Moll le lanzó una mirada implorante.

—¿Y qué más? —murmuró Trojan.

—Unos días más tarde volví a encontrármela.

—¿Dónde fue eso?

—En el centro comercial de Neukölln.

—¿Cuándo?

—El sábado por la mañana. Estaba ahí sentada, sola, y… Le pregunté si quería venir conmigo.

—¿Y luego qué?

—Pasó la noche en mi casa.

—¿Cuánto tiempo?

—De sábado a domingo. Y luego de domingo a hoy. Estuvimos jugando a Mau-mau.

«Mau-mau —se dijo Trojan—, a sus guarrerías las llama jugar a Mau-mau». Se le encogió el estómago. No podía quedarse sentado, tenía que levantarse un momento y caminar un poco. Se dio cuenta de que Moll lo observaba. No podía perder los nervios en aquel momento; o bien se resolvía el asunto pronto, o se iba todo al garete. Había algo que lo irritaba en la declaración de Moll. Sonaba tan afable que o bien escondía un abismo criminal tras aquella fachada de bondad o acababan de cometer un terrible error y habían pescado a la persona equivocada.

Pasó frente al espejo translúcido, consciente de que sus colegas estaban siguiendo el interrogatorio desde el otro lado.

Volvió a sentarse.

—¿Qué ha pasado esta mañana?

—Nada. He salido de casa porque quería comprarle algo de ropa a la niña. Y eso he hecho, en H&M, y entonces… Dios mío, no tenía a nadie más que a mí. Su madre está muerta y no quiere ir con su padre. Él le pegaba. Yo comprendo perfectamente cómo se siente uno cuando su padre le pega, lo comprendo demasiado bien. De niño mi viejo no hizo nada más que maltratarme.

—Despacio, Moll. Según tu declaración, sólo conocías a la niña desde hacía unos días.

—¡Pero ella era mi luz y mi sol! Con ella todo era claridad.

Moll temblaba; le asomaron lágrimas a los ojos.

—¿«Era»? ¿Has dicho «era»?

Moll no contestó.

—¿Dónde está Lene?

El otro tragó saliva.

—¿Está muerta? —preguntó Trojan en voz baja.

Moll lo miró fijamente.

—Cuando me marché estaba en mi casa. No sé dónde estará ahora.

—¿Le has hecho algo?

—No.

—¿Y el pájaro?

—¿Qué pájaro?

Trojan resopló.

—Hemos encontrado un pájaro destripado en tu piso. Era de la misma especie que el que encontramos sobre el cadáver de Coralie Schendel.

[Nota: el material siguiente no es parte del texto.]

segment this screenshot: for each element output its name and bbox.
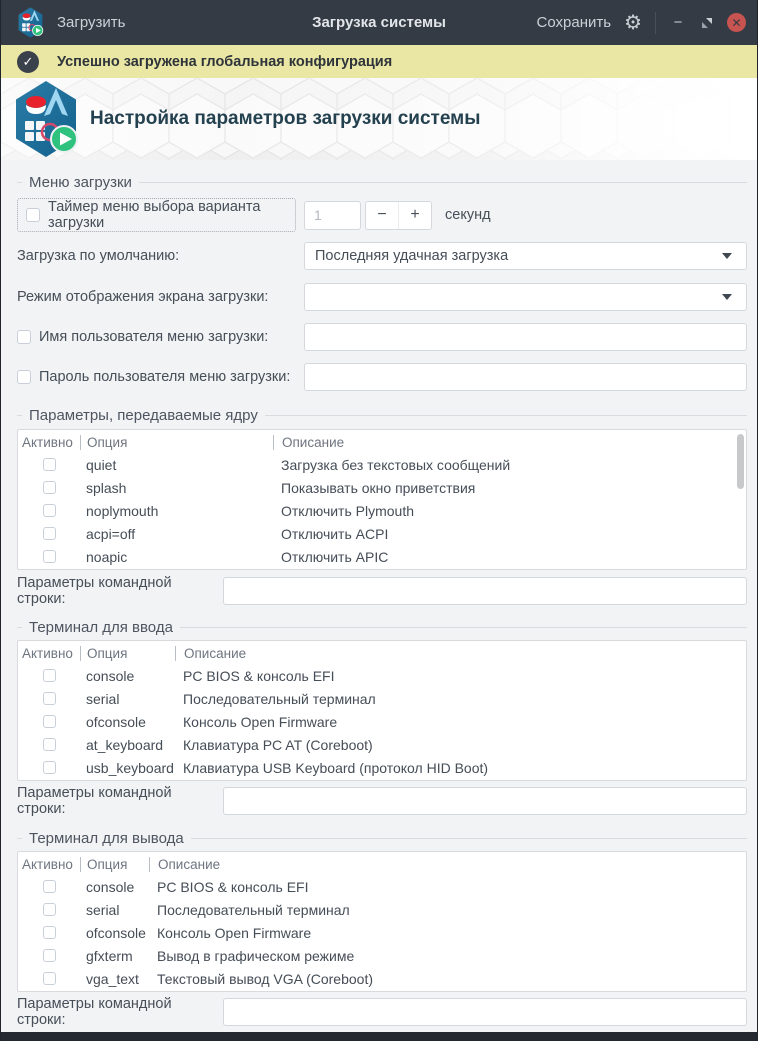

—No conozco a ninguna Coralie Schendel.

—¿Cómo ha llegado el pájaro a tu piso?

A Moll se le descompuso el semblante.

—No lo sé.

—Vamos, Moll, todo está contra ti. Lene Halldörfer ha llamado esta mañana al teléfono de emergencias. Desde tu piso. Ha dicho que tenía miedo, mucho miedo. Que necesitaba ayuda. Y ahora ha desaparecido. Lo único que hemos encontrado es un pájaro muerto en tu bañera, envuelto en unas bragas de niña. ¿Qué quieres que piense?